Le pétrole a fini en forte hausse mardi à New York, porté par des indicateurs économiques encourageants aux Etats-Unis, en Europe et en Chine, et des tensions persistantes sur le front de l'approvisionnement.
Le baril de "light sweet crude" pour livraison en février a terminé à 100,71 dollars sur le New York Mercantile Exchange, en hausse de 2,01 dollars par rapport à vendredi. Le marché était fermé lundi, pour cause de jour férié aux Etats-Unis.
Les cours avaient terminé la semaine dernière sous les 100 dollars.
"Le pétrole est en hausse après une mauvaise semaine la semaine dernière (...) en grande partie grâce à ce qui a fait monter l'ensemble des autres matières premières", a expliqué Bart Melek de TD Securities.
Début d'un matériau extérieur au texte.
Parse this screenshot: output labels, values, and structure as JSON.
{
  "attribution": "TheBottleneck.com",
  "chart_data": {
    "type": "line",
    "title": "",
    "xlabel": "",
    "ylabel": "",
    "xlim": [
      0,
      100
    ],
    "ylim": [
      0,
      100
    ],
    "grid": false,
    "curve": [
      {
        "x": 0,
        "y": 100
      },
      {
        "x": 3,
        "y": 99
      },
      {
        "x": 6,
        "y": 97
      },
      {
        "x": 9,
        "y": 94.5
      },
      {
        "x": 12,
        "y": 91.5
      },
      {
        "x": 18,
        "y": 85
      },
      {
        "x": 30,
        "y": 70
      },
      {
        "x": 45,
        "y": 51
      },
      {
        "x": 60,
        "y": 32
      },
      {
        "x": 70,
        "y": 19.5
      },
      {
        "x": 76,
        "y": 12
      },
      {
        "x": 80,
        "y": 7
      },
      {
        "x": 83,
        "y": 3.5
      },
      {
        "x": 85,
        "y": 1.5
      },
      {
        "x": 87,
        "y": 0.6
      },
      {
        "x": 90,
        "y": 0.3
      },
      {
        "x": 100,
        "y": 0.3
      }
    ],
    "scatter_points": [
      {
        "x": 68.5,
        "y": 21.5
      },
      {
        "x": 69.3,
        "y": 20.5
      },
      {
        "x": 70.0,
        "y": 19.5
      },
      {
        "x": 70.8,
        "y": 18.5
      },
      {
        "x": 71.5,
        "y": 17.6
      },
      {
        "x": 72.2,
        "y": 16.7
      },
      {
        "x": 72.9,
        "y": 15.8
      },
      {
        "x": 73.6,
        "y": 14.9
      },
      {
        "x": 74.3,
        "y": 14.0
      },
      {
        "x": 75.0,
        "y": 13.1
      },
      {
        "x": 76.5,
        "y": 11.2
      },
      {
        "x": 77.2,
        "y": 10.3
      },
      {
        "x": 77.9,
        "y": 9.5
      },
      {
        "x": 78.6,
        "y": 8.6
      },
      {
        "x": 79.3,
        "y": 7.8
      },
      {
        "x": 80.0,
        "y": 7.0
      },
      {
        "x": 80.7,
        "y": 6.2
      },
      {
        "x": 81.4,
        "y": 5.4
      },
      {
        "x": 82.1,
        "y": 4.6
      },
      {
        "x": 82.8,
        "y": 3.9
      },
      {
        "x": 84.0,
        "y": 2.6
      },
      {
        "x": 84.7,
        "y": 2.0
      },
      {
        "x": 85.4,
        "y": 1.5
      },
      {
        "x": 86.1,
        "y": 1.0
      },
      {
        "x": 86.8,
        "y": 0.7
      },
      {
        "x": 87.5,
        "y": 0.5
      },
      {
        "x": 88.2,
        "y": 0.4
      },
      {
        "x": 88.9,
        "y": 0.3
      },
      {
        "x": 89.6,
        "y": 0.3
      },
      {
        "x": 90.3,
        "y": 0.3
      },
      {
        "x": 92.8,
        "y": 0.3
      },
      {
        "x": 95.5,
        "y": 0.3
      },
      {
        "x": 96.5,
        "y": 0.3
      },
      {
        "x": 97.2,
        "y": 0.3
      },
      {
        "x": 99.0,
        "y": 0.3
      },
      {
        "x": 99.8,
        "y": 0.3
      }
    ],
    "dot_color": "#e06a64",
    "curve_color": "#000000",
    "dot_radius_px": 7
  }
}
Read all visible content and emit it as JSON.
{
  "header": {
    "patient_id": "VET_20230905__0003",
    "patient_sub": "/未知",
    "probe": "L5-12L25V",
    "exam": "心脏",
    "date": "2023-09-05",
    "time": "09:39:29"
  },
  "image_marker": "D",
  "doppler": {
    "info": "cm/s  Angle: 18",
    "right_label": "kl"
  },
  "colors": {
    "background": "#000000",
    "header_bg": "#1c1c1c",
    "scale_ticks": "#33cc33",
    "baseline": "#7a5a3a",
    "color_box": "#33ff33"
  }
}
"Des chiffres de l'économie chinoise meilleurs que prévu, l'indice de confiance ZEW des investisseurs allemand et l'indice manufacturier pour le mois de janvier dans l'état de New York (qui) a publié de relativement bons résultats" laissent espérer une hausse de la demande de brut, a-t-il détaillé.
"Dans les faits, les marchés ont ignoré le SP", a-t-il jugé, se référant à l'abaissement de la note de neuf pays européens vendredi par l'agence de notation américaine Standard and Poor's.
Le brut coté à New York saluait notamment l'accélération en janvier de l'activité manufacturière de la région de New York révélée mardi par l'indice Empire State de la banque centrale américaine (Fed), qui est ressorti supérieur aux attentes.
En revanche, les tensions entre Téhéran et les pays occidentaux soutenaient les cours, le marché anticipant une baisse de l'offre à quelques jours d'un sommet (prévu le 23 janvier) où l'Union européenne (UE) doit fixer les modalités d'un embargo sur le pétrole iranien.
L'Iran, de son côté, a enjoint mardi l'Arabie saoudite à "réfléchir davantage" sur sa promesse de compenser toute baisse des importations de brut iranien résultant d'un embargo occidental.
Autre facteur de hausse des cours selon les analystes, en Arabie Saoudite, le ministre du Pétrole, Ali al-Nouaïmi, a assuré dans un entretien diffusé lundi que son pays pouvait rapidement compenser une baisse des importations iraniennes de brut en cas d'embargo, mais il a également souhaité que les cours du baril "se stabilisent autour de 100 dollars".